They are mammoth warehouses large enough to fit football fields inside them, handling many of the more than 20 billion packages Americans send and receive each year.

But for people who live around them, the round-the-clock semitrailer traffic at these giant hubs significantly worsens air pollution, according to a new NASA-funded study that tracked pollutants from space.

The research, led by scientists at George Washington University, is the first of its kind; it used satellite technology to measure a harmful traffic-related pollutant called nitrogen dioxide, zooming in on nearly 150,000 large warehouses across the United States. They found that nitrogen dioxide, which can lead to asthma and other health problems, jumped 20 percent on average near the warehouses. At the busiest facilities the increase was higher.

“The average warehouse built since about 2010 looks a lot different than the warehouses that were built prior to that, with lot more loading docks, a lot more parking spaces,” said Gaige Kerr, the lead author of the study and an assistant research professor of environmental and occupational health at the Milken Institute School of Public Health of George Washington University.

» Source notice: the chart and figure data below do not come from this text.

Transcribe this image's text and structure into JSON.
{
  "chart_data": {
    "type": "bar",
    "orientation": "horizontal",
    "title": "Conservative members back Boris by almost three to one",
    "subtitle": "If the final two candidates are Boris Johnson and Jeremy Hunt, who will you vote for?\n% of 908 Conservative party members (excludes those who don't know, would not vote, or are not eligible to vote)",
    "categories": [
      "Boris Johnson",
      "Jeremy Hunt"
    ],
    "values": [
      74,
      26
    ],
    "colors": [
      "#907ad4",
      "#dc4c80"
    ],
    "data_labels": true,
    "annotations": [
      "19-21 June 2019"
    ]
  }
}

“They’re also increasingly being built in dense clusters next to other warehouses, and attract a lot more traffic, specially heavy-duty vehicles. And that’s very bad when it comes to pollution.”

The research underscores how logistics hubs have fast become a significant contributor to pollution as American heavy industry, a traditional source of pollution, has receded over the past decades and as the power sector has cleaned up its power plants.